1. Converts markdown to HTML via pandoc (uses `nix run` if not installed)
2. Applies clean, modern CSS (system fonts, bordered tables, styled code blocks)
3. Embeds all images as base64 (self-contained)
4. Opens the result in the default browser
5. User can then Cmd+A, Cmd+C, paste into Google Docs

## Output

- Creates `/tmp/<filename>.html`
- Opens in browser automatically

## CSS Features

- System fonts (SF Pro, Segoe UI, etc.)
- Tables: auto-width, 1px borders, grey headers
- Code blocks: light grey background, rounded corners
- Blockquotes: left border accent
- Images: max-width 100%
- Reasonable max-width container (900px)

## Notes

- Requires pandoc (script will use `nix run nixpkgs#pandoc` as fallback)
- Images in markdown must be accessible from the markdown file's directory
- Best results when copying from Safari/Chrome to Google Docs

Overview

This skill converts Markdown files into self-contained, styled HTML optimized for copying into Google Docs or similar editors. It produces an HTML file with embedded images, table borders, and readable code block styling so pasted content retains layout and formatting. The result opens in your browser for easy Cmd/Ctrl+A and copy-paste into Google Docs.

How this skill works

The tool runs pandoc (or falls back to a nix-run pandoc) to convert Markdown to HTML, then injects a clean, modern CSS that enforces system fonts, table borders, code block styling, and responsive images. All image references are embedded as base64 so the output is self-contained.

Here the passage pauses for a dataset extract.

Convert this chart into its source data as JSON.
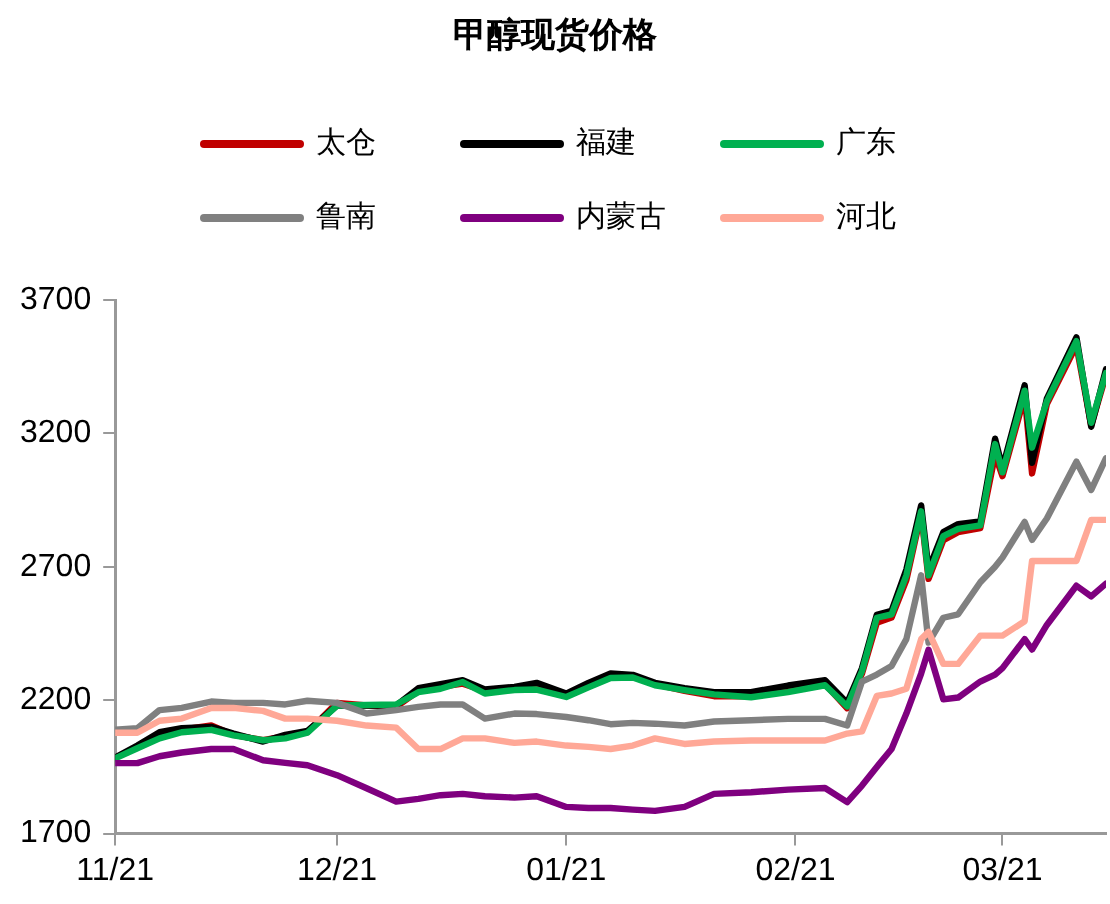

It writes the file to /tmp/<filename>.html and opens it in your default browser for immediate copying.

When to use it

  • You need to paste Markdown content into Google Docs and preserve tables, code blocks, and images.
  • You want a single, self-contained HTML file that opens in a browser for easy copy-paste workflows.
  • You have Markdown with local images and want those images embedded for transfer.
  • You prefer a consistent, print-friendly visual style before pasting into a document editor.
  • You need minimal manual cleanup after pasting Markdown into Docs.

Best practices

  • Run the script from the directory containing your Markdown and image files so relative image paths resolve correctly.
  • Use Safari or Chrome when copying from the browser to Google Docs for best fidelity.
  • Ensure pandoc is available or allow the script to use nix run to provide it.
  • Keep images reasonably sized to avoid very large base64 outputs.
  • Preview the file in the browser and use Cmd/Ctrl+A then Cmd/Ctrl+C to copy everything before pasting.

Example use cases

  • Convert a README with tables and screenshots into a Google Docs report without reformatting.
  • Prepare code snippets and explanation for a shared doc while keeping code block styling intact.
  • Convert meeting notes written in Markdown (with local images) into a collaborative Google Doc.
  • Export a Markdown-based tutorial with bordered tables and embedded images for distribution via Docs.

FAQ

Do images need to be online for embedding?

No. Local images referenced from the Markdown file are embedded as base64 so the HTML is self-contained.

What if pandoc is not installed?

The script attempts to use pandoc and will fall back to running pandoc via nix (nix run nixpkgs#pandoc) if pandoc is missing.